The movie-star shrugged. “That’s all I know, sir.”

Across the canal, the fire was spreading, and the bucket brigade was falling back. Suzanne could feel the heat now, like putting your face in the steam from a boiling kettle.

Francis seethed, looking from the firemen and their truck back to the fire. He looked like he was going to pop something, or start shouting, or charge into the flames.

Suzanne grabbed his hand and walked him over to the truck and grabbed the first firefighter she encountered.

“I’m Suzanne Church, from the San Jose Mercury News, a McClatchy paper. I’d like to speak to the commanding officer on the scene, please.” She hadn’t been with the Merc for months, but she hadn’t been able to bring herself to say, I’m Suzanne Church with SuzanneChurch.org. She was pretty sure that no matter how high her readership was and how profitable her ad sales were, the fire-fighter wouldn’t have been galvanized into the action that was invoked when she mentioned the name of a real newspaper.

He hopped to, quickly moving to an older man, tapping him on the shoulder, whispering in his ear. Suzanne squeezed Francis’s hand as the fire-chief approached them. She extended her hand and talked fast. “Suzanne Church,” she said, and took out her notebook, the key prop in any set piece involving a reporter. “I’m told that you are going to let those homes burn because someone representing himself as the title-holder to that property has denied you entry. However, I’m also told that the title to that land is in dispute and has been in the courts for decades. Can you resolve this for me, Chief...?”

“Chief Brian Wannamaker,” he said.
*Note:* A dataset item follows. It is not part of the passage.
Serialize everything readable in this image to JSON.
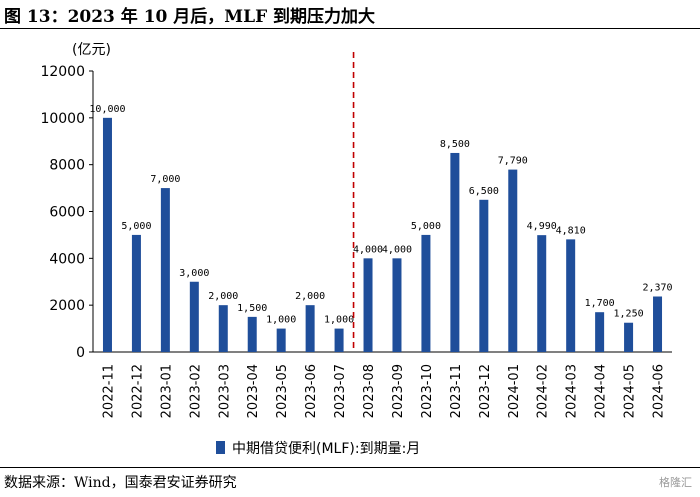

He was her age, with the leathery skin of a Florida native who spent a lot of time out of doors. “I’m afraid I have no comment for you at this time.”

Suzanne kept her face deadpan, and gave Francis’s hand a warning squeeze to keep him quiet. He was trembling now. “I see. You can’t comment, you can’t fight the fire. Is that what you’d like me to write in tomorrow’s paper?”

The Chief looked at the fire for a moment. Across the canal, the bucket-brigaders were losing worse than ever. He frowned and Suzanne saw that his hands were clenched into fists. “Let me make a call, OK?” Without waiting for an answer, he turned on his heel and stepped behind the fire-engine, reaching for his cellphone.

Suzanne strained to hear his conversation, but it was inaudible over the crackle of the fire. When she turned around again, Francis was gone. She caught sight of him again in just a moment, running for the canal, then jumping in and landing badly in the shallow, swampy water. He hobbled across to the opposite bank and began to laboriously climb it.

A second later, Perry followed. Then Lester.

“Chief!” she said, going around the engine and pointing. The Chief had the phone clamped to his head still, but when he saw what was going on, he snapped it shut, dropped it in his pocket and started barking orders.

Now the fire-fighters moved, boiling across the bridge, uncoiling hoses, strapping on tanks and masks. They worked in easy, fluid concert, and it was only seconds before the water and foam hit the flames and the smoke changed to white steam.

The shantytown residents cheered. The fire slowly receded. Perry and Lester had Francis, holding him back from charging into the fray as the fire-fighters executed their clockwork dance.

The steam was hot enough to scald, and Suzanne pulled the collar of her blouse up over her face. Around her were the shantytowners, mothers with small children, old men, and a seemingly endless parade of thug-life teenagers, the boys in miniature cycling shorts and do-rags, the girls in bandeau tops, glitter makeup, and skirts made from overlapping strips of rag, like post-apocalyptic hula outfits. Their faces were tight, angry, smudged with smoke and pinkened by the heat.